In his seat, Mr. Ritz seated somehow unimpressed with this, throwing up his hands at one point.
It was in Mr. Harper’s opinion that this was not within the government’s purview. “Mr. Speaker,” the Prime Minister pleaded, “the leader of the Liberal Party as an experienced parliamentarian should know that the government does not direct the work of the Auditor General.”
“You can call her in at anytime!” cried a voice from the Liberal corner, apparently still pining for Sheila Fraser.
Mr. Rae, his white hair a bit ruffled, now moved his focus a little further down the frontbench.
“Mr. Speaker, I wonder if the Prime Minister could now tell us exactly what his standards are with respect to the conduct of ministers,” Mr. Rae prefaced. “There is substantial evidence now that there was overspending in the last election by the member for Labrador, the Minister of Intergovernmental Affairs, by over $20,000 in a campaign which had a limit of $80,000.”
His voice rose as he neared his question and he jabbed the air with an index finger.
“This is not simply a question about Elections Canada,” he clarified. “This is a question about the standards of the Prime Minister of Canada with respect to the conduct of his candidates.”
And then a question in a pun.
“Instead of buying elections, why not a byelection?” Mr. Rae wondered.
(Mr. Rae was so fond of this pun he’d already tweeted it an hour and a half earlier.)
The Prime Minister again sought to clarify the precise nature of responsibility.
“Mr. Speaker, as was conceded some time ago, there were errors in the filings of the official agent in this case. That is the individual responsible. A new official agent was named. That agent has been working for some time with Elections Canada to correct these problems,” Mr. Harper explained.
Now the Prime Minister gestured in the general direction of Mr. Rae.
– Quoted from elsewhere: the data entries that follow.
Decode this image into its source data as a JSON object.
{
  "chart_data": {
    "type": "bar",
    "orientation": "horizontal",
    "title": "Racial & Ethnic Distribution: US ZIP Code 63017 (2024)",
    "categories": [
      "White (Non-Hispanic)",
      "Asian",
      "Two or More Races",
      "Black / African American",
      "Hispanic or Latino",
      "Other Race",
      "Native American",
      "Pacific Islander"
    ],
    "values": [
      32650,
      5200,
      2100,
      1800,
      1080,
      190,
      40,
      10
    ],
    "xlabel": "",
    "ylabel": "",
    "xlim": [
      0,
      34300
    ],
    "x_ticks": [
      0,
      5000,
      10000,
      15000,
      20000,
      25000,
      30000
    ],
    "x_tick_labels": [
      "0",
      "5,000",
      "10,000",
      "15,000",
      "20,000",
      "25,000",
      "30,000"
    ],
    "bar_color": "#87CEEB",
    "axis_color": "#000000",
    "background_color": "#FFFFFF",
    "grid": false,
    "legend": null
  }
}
“If the honourable gentleman wants to talk about standards, it was the Liberal member for Guelph whose campaign was found to have made $5,000 in illegal robocalls. That was a clear decision. No action was taken,” he chided. “The member told us Adam Carroll would no longer be a staffer and he no sooner said that and they brought him back in to the Liberal Party.”
The Conservatives stood to cheer their man’s rejoinder. “Hear! Hear!” John Baird called.
The nature of responsible government is thus clarified: the government is only responsible for matching the lowest identifiable standard of its political opponents.
The Stats. Food safety and ethics, nine questions. Foreign investment and employment insurance, three questions each. The budget, airports and Afghanistan, two questions each. Privacy, economic development, employment, immigration, equality, small business and museums, one question each.
Stephen Harper, eight responses. Pierre Poilievre, seven responses. Gerry Ritz, five responses. Jim Flaherty and Diane Finley, four responses each. Gary Goodyear, three responses. Gerald Keddy, two responses. Vic Toews, Jacques Gourde, Rick Dykstra, Rona Ambrose and James Moore, one response each.